De oorzaak hiervan is dat de vraag naar arbeid sterk is verschoven in de richting van hoger opgeleiden. De meest aannemelijke verklaring hiervoor is de toepassing van nieuwe technologieën waarmee hoger opgeleiden productiever worden dan lager opgeleiden. Daardoor neemt de vraag naar hooggeschoolden toe.
Beloningsverschillen tussen hoog- en laagopgeleiden zullen in de periode 2000-2020 dan ook aanzienlijk gaan toenemen als de stijging van de vraag naar hooggeschoolde werknemers doorzet. De reden hiervoor is dat volgens projecties van het Centraal Bureau voor de Statistiek en het CPB de groei van het aanbod van hooggeschoolden in die periode afvlakt. Tot 1996 was de stijging gemiddeld 4,1 procent per jaar, maar dat daalt tot 2020 naar 0,6 procent. Daardoor wordt hooggeschoolde arbeid relatief schaars en zullen de lonen van hoger opgeleiden stijgen ten opzichte van die van lager opgeleiden.

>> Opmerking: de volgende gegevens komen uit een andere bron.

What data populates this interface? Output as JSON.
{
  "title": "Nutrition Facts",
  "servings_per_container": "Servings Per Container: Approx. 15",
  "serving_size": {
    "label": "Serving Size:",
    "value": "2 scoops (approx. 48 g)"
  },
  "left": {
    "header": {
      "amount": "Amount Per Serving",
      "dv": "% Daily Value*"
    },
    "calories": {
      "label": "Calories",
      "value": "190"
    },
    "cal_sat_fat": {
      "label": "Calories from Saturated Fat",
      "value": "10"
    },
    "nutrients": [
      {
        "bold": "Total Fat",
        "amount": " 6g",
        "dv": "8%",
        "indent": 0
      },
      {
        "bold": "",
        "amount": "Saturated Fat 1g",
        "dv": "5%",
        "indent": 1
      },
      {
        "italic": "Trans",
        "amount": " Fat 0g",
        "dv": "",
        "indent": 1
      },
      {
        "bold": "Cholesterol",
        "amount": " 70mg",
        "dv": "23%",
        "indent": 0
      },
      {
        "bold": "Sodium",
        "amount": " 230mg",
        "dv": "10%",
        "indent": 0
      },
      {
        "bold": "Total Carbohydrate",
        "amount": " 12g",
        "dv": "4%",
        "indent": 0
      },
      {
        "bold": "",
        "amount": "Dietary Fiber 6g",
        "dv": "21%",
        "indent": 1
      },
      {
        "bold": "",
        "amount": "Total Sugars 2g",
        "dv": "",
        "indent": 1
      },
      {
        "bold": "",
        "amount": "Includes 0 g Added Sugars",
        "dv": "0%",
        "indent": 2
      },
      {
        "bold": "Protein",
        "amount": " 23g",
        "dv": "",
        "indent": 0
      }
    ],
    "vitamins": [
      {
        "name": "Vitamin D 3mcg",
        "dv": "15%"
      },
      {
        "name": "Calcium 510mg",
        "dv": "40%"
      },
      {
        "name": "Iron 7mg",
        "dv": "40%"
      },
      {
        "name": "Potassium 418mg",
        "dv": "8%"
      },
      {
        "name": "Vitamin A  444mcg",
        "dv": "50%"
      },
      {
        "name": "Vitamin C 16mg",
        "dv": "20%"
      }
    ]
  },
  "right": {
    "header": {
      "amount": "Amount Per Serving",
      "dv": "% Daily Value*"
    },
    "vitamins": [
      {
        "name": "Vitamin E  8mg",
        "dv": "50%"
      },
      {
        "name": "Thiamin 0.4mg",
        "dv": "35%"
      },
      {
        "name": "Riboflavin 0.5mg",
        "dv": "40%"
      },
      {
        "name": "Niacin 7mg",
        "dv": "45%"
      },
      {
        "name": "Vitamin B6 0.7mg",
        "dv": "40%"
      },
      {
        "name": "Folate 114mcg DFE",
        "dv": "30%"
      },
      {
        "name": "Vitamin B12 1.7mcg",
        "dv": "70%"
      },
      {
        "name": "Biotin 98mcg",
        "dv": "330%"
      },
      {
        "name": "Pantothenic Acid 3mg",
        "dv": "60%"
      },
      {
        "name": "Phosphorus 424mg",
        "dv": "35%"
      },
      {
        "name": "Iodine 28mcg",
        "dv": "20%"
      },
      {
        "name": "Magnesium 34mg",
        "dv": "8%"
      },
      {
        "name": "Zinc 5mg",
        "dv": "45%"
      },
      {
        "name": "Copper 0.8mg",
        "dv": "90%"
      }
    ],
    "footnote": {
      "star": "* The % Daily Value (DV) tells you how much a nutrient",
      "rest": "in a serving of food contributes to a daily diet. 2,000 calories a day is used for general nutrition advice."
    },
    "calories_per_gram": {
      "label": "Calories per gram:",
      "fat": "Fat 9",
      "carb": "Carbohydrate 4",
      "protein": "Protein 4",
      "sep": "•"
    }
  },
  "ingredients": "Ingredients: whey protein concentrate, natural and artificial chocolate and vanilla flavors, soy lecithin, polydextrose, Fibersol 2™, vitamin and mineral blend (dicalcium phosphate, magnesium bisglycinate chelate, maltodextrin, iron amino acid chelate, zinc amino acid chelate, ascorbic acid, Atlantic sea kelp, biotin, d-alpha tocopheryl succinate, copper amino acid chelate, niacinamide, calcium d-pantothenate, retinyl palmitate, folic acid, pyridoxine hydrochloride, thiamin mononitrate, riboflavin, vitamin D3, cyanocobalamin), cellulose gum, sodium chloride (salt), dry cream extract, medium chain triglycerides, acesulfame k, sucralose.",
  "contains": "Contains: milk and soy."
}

Om loonverschillen te verkleinen zou de overheid het aanbod van hoger opgeleiden kunnen vergroten door het hoger onderwijs meer te subsidiëren, maar dat is waarschijnlijk niet erg effectief. Ten eerste is een grote stijging nodig van het aantal hoger opgeleiden. De instroom in het hoger onderwijs zou met circa 50 procent moeten toenemen om de loonverhoudingen constant te houden. Ten tweede lijken de potentiële deelnemers aan het hoger onderwijs vrijwel niet te reageren op de prijs. Daardoor zijn zeer forse subsidies nodig om de instroom in het hoger onderwijs te vergroten.